I have long wondered whether conventional Technical Analysis tools can be applied to the crypto space and have mapped BTC/USD over recent years, since February 2018, to see whether it might conform to a 5 wave Elliott pattern. Links to previous articles can be found here, here and here. The crypto space operates under a different paradigm to the conventional trading and investing with stocks and, hence, my questioning of the relevance of traditional Technical Analysis tools to this new space, However, after tracking BTC/USD for three years, it does seem that the 5 wave Elliott pattern might loosely be applied to the crypto, as the chart below reveals. It is not a text-book style fit but seems to capturing the start of the 5 wave thrust.
BTC/USD daily: note the loose fit of a 5 wave Elliott pattern to BTC/USD thus far:
So, what about the meme crytpo DOGE/USD? This is a much newer crypto and so it may take some time for a decent technical picture to evolve but I am making a start.
DOGE/USD weekly: the weekly chart shows that this crypto traveled sideways until January this year, at which time price started to rise.

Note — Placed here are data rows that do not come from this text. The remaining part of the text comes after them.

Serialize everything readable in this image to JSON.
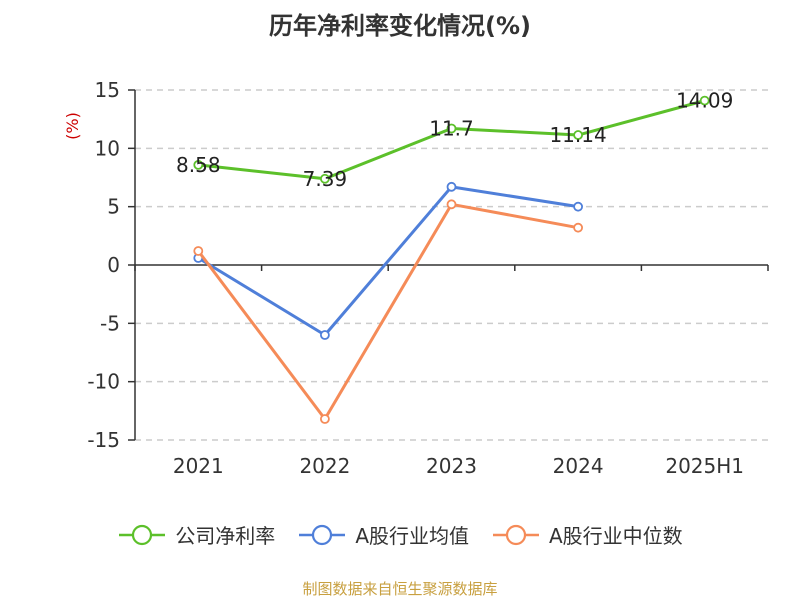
{
  "title": "历年净利率变化情况(%)",
  "source": "制图数据来自恒生聚源数据库",
  "chart_data": {
    "type": "line",
    "title": "历年净利率变化情况(%)",
    "ylabel": "(%)",
    "xlabel": "",
    "categories": [
      "2021",
      "2022",
      "2023",
      "2024",
      "2025H1"
    ],
    "ylim": [
      -15,
      15
    ],
    "yticks": [
      -15,
      -10,
      -5,
      0,
      5,
      10,
      15
    ],
    "grid": true,
    "legend_position": "bottom",
    "series": [
      {
        "name": "公司净利率",
        "values": [
          8.58,
          7.39,
          11.7,
          11.14,
          14.09
        ],
        "labels": [
          "8.58",
          "7.39",
          "11.7",
          "11.14",
          "14.09"
        ],
        "color": "#5cc02a"
      },
      {
        "name": "A股行业均值",
        "values": [
          0.6,
          -6.0,
          6.7,
          5.0,
          null
        ],
        "color": "#4f7fd9"
      },
      {
        "name": "A股行业中位数",
        "values": [
          1.2,
          -13.2,
          5.2,
          3.2,
          null
        ],
        "color": "#f58b58"
      }
    ]
  }
}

The current weekly candle is shaping up as a bearish-reversal Hanging Man weekly candle so it might be worth watch for any pause following this recent and sharp rally:
DOGE/USD weekly + Volume: note how trading Volume has declined along with this increase in price. This divergence between price and volume is worth noting and traders would be wise to watch for any shift in price action that comes with a volume trend line breakout:
DOGE/USD weekly + Fibonacci: Applying a Fibonacci retracement tool to price action renders the chart below. Fibonacci retracement is helpful for identifying pullback targets and is a fairly widely used charting tool:
DOGE/USD weekly + Fibonacci: One popular Fibonacci retracement level is the 61.8% level and I have numerous examples where this popularity can be identified. I note that the 61.8% Fibonacci of the Jan-May 2021 swing High move on DOGE/USD is down near 0.325 and this is a recent reaction zone. This will be the level I will monitor for any new reaction if price action does continue to weaken.
Concluding comments: I do not trade cryptocurrencies and my interest is more in the technical analysis of their charts. BTC/USD seems to be conforming to an Elliott wave pattern so I will be watching to see if DOGE/USD might conform to the technical signal of a bearish-reversal Hanging Man weekly candle. If so, I will then look to see if the 61.8% Fibonacci level, circa 0.325, offers any potential support.